US 11,669,712 B2
Robustness evaluation via natural typos
Lichao Sun, Chicago, IL (US); Kazuma Hashimoto, Menlo Park, CA (US); Jia Li, Mountain View, CA (US); Richard Socher, Menlo Park, CA (US); and Caiming Xiong, Menlo Park, CA (US)
Assigned to salesforce.com, inc., San Francisco, CA (US)
Filed by salesforce.com, inc., San Francisco, CA (US)
Filed on Sep. 3, 2019, as Appl. No. 16/559,196.
Claims priority of provisional application 62/851,073, filed on May 21, 2019.
Prior Publication US 2020/0372319 A1, Nov. 26, 2020
Int. Cl. G06N 3/08 (2023.01); G06F 40/232 (2020.01); G06N 3/045 (2023.01); G06N 3/008 (2023.01); G06N 3/044 (2023.01)
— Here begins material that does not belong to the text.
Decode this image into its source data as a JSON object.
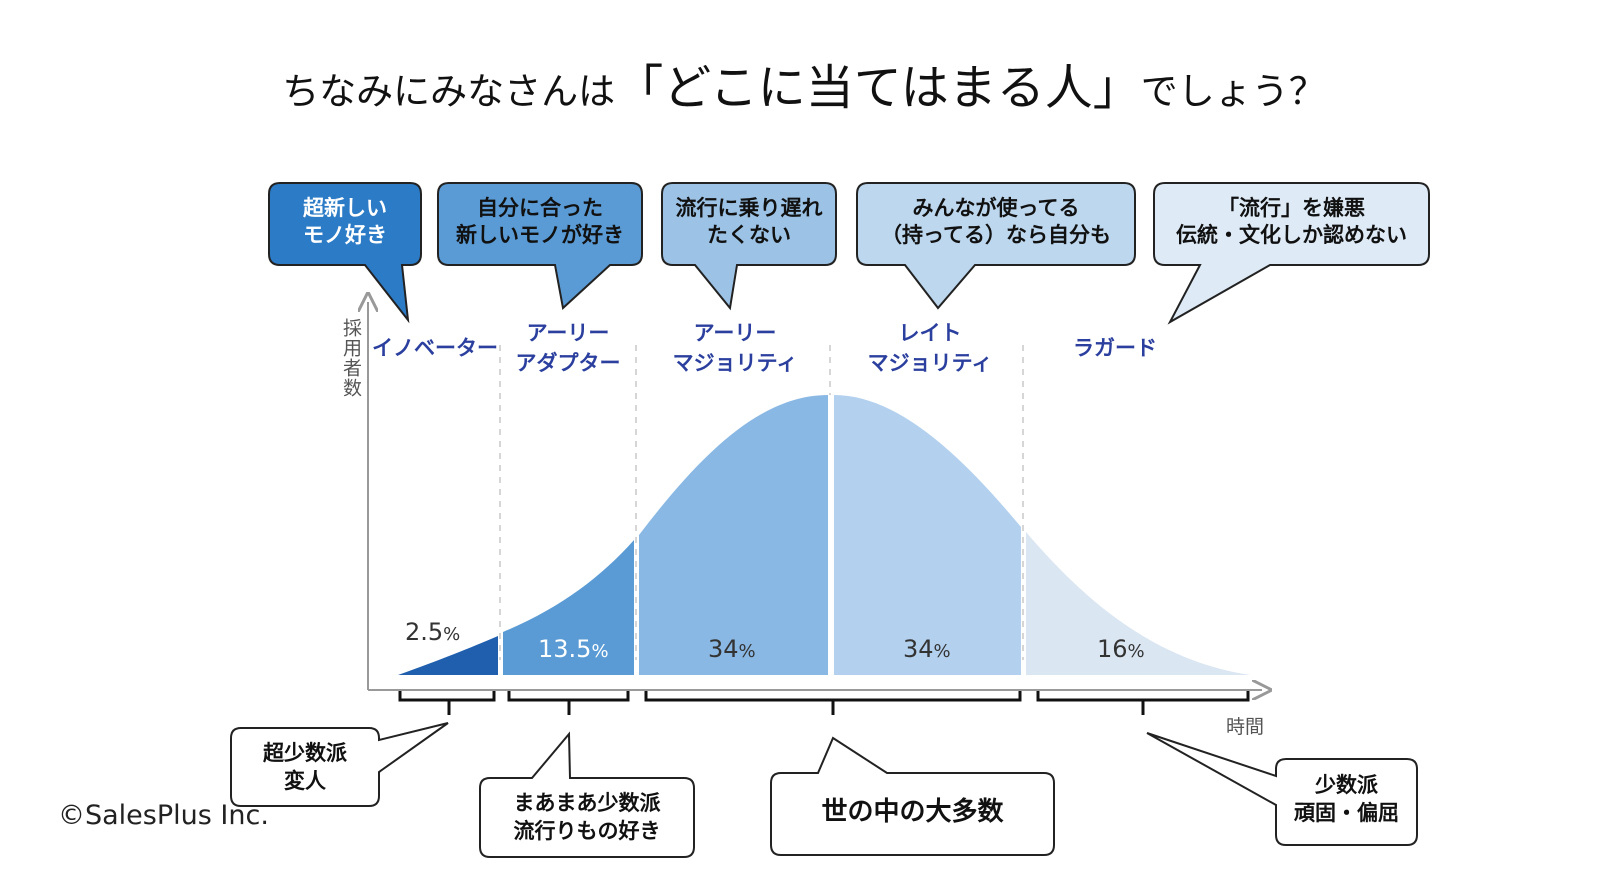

CPC G06N 3/008 (2013.01) [G06F 40/232 (2020.01); G06N 3/044 (2023.01); G06N 3/045 (2023.01); G06N 3/08 (2013.01)] 17 Claims
OG exemplary drawing
 
1. A method for evaluating robustness of one or more target neural network models, comprising:
receiving one or more natural typo generation rules associated with a first task associated with a first input document type;
receiving a first target neural network model;
receiving a first document and corresponding ground truth labels;
generating one or more natural typos for the first document based on the one or more natural typo generation rules, using gradient information of components of the first document, wherein the generating the one or more natural typos include:
segmenting the first document to generate a plurality of sub-word components;
generating gradient information for the plurality of sub-word components; and
generating the one or more natural typos based on the gradient information;
providing, to the first target neural network model, a test document generated based on the first document and the one or more natural typos as an input document to generate a first output; and
generating a robustness evaluation result of the first target neural network model based on a comparison between the output and the ground truth labels.